The company remained upbeat about achieving its growth plans and gathered steam by successfully closing multiple deals in 2018:

  • In September 2018, ENGIE and French infrastructure and investment firm STOA announced a 50:50 JV to build wind power projects in India. The JV has set a goal of establishing over 2GW of wind power capacity over the next five years. The partnership’s scope includes developing both onshore and offshore wind projects.
  • In November 2018, Engie Laborelec, the utilities division of Engie, announced a partnership with Tata Consultancy Services to develop cyber security products and services for power utilities and critical energy infrastructure.
  • In November 2018, Engie diversified its expansion plan by acquiring a controlling stake in Simpa Energy India, a leading solar provider in rural areas of Uttar Pradesh, Bihar and Odisha. Through this acquisition, the company is reinforcing its commitment towards decentralized renewable energy to support India’s rapid transition to clean energy. Engie India plans to leverage Simpa’s innovative solar home solutions with a pay-as-you-go pricing model for households and small businesses in rural India.

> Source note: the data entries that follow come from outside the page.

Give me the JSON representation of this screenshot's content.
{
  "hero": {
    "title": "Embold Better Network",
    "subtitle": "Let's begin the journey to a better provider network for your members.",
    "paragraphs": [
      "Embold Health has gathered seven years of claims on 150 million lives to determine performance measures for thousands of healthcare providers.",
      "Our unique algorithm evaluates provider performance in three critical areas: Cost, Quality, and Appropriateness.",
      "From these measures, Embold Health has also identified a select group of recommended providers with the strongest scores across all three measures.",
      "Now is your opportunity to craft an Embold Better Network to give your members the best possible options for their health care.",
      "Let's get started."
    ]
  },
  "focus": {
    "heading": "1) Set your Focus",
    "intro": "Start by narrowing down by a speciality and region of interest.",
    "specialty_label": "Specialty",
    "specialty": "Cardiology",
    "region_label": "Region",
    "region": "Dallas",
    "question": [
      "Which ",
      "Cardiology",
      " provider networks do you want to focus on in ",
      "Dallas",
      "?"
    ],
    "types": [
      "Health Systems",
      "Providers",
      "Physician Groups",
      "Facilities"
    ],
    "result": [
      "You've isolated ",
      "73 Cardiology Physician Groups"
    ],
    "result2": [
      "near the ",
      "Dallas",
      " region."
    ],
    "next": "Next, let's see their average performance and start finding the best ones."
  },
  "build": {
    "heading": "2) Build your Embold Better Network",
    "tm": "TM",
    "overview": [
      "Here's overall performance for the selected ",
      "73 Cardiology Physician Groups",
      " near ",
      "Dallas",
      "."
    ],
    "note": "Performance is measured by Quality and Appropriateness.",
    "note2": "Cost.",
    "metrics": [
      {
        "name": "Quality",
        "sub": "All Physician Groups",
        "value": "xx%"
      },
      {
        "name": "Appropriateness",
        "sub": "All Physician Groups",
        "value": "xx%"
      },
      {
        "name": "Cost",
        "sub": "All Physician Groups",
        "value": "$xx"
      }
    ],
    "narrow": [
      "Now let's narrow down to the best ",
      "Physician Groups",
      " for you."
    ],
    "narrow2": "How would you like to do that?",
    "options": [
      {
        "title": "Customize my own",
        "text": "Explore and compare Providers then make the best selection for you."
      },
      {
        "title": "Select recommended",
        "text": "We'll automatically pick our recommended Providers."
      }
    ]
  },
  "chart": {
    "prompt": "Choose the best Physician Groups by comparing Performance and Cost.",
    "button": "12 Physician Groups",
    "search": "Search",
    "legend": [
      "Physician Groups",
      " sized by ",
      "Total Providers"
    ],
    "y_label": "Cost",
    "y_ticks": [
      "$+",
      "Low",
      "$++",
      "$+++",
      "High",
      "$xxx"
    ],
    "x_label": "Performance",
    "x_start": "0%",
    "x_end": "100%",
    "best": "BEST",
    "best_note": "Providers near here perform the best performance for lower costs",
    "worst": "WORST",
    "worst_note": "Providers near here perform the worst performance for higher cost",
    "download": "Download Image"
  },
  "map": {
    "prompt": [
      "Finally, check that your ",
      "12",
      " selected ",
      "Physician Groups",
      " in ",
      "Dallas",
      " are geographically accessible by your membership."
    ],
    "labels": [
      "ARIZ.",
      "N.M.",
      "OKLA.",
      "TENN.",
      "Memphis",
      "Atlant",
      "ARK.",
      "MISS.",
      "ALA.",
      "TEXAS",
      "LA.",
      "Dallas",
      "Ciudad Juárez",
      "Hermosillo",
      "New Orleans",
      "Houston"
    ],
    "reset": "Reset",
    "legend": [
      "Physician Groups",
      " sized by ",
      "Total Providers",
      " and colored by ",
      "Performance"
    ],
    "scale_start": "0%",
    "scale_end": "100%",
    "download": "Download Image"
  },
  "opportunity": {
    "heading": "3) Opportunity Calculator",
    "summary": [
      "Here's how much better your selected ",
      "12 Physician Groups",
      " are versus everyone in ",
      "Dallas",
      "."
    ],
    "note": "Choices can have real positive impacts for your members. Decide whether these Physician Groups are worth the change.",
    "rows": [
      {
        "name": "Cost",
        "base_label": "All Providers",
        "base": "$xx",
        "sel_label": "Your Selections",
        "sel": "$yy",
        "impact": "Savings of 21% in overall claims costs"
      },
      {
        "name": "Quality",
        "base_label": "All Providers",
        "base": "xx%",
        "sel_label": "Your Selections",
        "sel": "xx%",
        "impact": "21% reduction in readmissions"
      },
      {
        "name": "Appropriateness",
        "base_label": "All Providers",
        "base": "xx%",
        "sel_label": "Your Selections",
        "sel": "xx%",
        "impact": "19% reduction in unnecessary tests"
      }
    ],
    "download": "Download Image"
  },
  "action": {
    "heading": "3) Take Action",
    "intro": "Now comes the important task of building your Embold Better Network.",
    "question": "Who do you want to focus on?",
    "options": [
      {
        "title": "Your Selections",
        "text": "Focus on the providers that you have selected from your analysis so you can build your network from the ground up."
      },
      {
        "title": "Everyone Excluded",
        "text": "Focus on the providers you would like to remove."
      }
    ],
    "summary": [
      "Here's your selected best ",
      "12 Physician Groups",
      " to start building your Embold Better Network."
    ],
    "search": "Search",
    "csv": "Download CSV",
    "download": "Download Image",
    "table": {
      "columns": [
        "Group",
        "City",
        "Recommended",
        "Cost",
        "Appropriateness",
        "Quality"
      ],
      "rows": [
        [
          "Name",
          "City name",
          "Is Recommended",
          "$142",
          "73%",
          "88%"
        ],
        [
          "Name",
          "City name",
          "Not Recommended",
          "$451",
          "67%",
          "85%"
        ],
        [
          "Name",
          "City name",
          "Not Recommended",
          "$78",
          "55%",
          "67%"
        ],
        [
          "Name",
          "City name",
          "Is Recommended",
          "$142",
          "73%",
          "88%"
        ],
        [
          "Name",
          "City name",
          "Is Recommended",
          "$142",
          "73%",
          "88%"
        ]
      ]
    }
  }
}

Engie has been actively increasing its investments and offerings to support renewable energy in India. The latest acquisitions are in line with the company’s strategy to expand its geographic presence and garnering the right opportunity at the right time in this bullish Indian power market. The company’s inorganic growth plan continues to look for sound and promising opportunities if they make good business sense.